DSA: return the k-th largest element in an array
Three approaches: (1) sort and index — O(n log n), simple; (2) min-heap of size k — O(n log k); (3) Quickselect — average O(n), worst O(n²). For most interviews say 'min-heap of size k' (clean, predictable) or Quickselect (best average).
Classic interview question with three correct answers at different complexities. The interviewer wants you to walk through them and pick.
Approach 1 — Sort
function kthLargest(arr, k) {
return arr.slice().sort((a, b) => b - a)[k - 1];
}- O(n log n) time, O(n) space.
- Simplest; fine if asked.
Approach 2 — Min-heap of size k
Maintain a heap of the k largest seen so far. Iterate; push; if size > k, pop the min. At the end, the min of the heap is the k-th largest.
function kthLargest(arr, k) {
const heap = new MinHeap();
for (const x of arr) {
heap.push(x);
if (heap.size > k) heap.pop();
}
return heap.peek();
}- O(n log k) time, O(k) space.
- Great for streaming / very large arrays where k is small.
JavaScript doesn't have a built-in heap; implement or use a library.
Approach 3 — Quickselect
Partition around a pivot like quicksort, but only recurse into the side containing the k-th element.
function kthLargest(arr, k) {
const target = arr.length - k; // index of k-th largest in ascending sort
arr = arr.slice();
function select(lo, hi) {
if (lo === hi) return arr[lo];
const p = partition(lo, hi);
if (p === target) return arr[p];
if (p < target) return select(p + 1, hi);
return select(lo, p - 1);
}
function partition(lo, hi) {
const pivot = arr[hi]; // (use median-of-three or random for safety)
let i = lo;
for (let j = lo; j < hi; j++) {
if (arr[j] < pivot) {
[arr[i], arr[j]] = [arr[j], arr[i]];
i++;
}
}
[arr[i], arr[hi]] = [arr[hi], arr[i]];
return i;
}
return select(0, arr.length - 1);
}- Average O(n), worst O(n²) (mitigated by random pivot).
- O(log n) stack on average.
- Best when you'd otherwise sort the whole array.
Which to use in an interview
- Asked to optimize space / streaming → min-heap O(n log k).
- Asked for best average time → Quickselect O(n).
- Asked simplest → sort.
Lead with the heap answer — it's clean, easy to explain, and has predictable complexity. Mention Quickselect for "if we wanted average O(n)".
Edge cases
k > arr.length→ invalid; throw or return undefined.k = 1→ max;k = n→ min.- Duplicates — "k-th largest" usually counts duplicates as distinct positions.
- Empty array → invalid.
Quickselect pitfalls
- Always-bad pivot (sorted input + pivot = last) → O(n²).

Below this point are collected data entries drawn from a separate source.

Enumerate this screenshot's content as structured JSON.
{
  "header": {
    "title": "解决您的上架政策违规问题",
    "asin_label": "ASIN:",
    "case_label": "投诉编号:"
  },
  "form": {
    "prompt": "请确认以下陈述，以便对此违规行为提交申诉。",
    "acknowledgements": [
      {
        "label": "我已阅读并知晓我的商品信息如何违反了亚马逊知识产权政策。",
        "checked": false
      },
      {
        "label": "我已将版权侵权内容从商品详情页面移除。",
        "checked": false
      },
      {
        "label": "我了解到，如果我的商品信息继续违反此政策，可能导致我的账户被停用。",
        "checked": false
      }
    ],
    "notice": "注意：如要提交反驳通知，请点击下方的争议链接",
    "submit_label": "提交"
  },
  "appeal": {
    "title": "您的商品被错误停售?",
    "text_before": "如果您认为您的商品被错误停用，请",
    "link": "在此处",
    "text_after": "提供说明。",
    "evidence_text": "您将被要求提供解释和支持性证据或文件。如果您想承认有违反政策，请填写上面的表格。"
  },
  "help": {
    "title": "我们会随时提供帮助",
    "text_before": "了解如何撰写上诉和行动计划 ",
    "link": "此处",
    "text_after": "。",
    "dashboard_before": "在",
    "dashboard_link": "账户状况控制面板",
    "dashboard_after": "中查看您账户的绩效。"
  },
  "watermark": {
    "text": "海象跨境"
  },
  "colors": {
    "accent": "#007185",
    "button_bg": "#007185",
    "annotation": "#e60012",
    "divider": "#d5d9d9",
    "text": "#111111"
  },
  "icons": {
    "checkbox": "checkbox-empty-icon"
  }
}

Use random pivot or median-of-three.
- In-place mutation — clone if the caller cares.
Interview framing
"Three approaches: sort and index — O(n log n), trivial. Min-heap of size k — O(n log k), O(k) space, best when k ≪ n or when streaming. Quickselect — average O(n), worst O(n²) with random pivot to mitigate, in-place. For the interview, I'd lead with the min-heap: predictable complexity, simple to explain, and clearly better than sort when k is small. If average O(n) matters, Quickselect is the way."
Follow-up questions
- •When is the heap approach better than Quickselect?
- •How do you handle Quickselect's worst case?
- •What's the space complexity of each approach?
- •How would you find the k-th largest in a stream?
Common mistakes
- •Using a max-heap when a min-heap is the right choice for k-largest.
- •Quickselect with a fixed (non-random) pivot on a sorted input.
- •Off-by-one in `arr.length - k` for ascending-sort index.
- •Mutating the caller's array without warning.
Performance considerations
- •Quickselect's average O(n) wins on huge arrays with moderate k. Heap is best on streams. Sort dominates when n is small and k is close to n.
Edge cases
- •k = 1, k = n, k > n.
- •Duplicate values.
- •Negative numbers (the comparators still work).
- •Very large k where heap of k is itself n.
Real-world examples
- •Top-K recommendations / leaderboards.
- •Streaming analytics: top-K queries in a time window.
- •Lodash _.takeWhile / sortBy chains.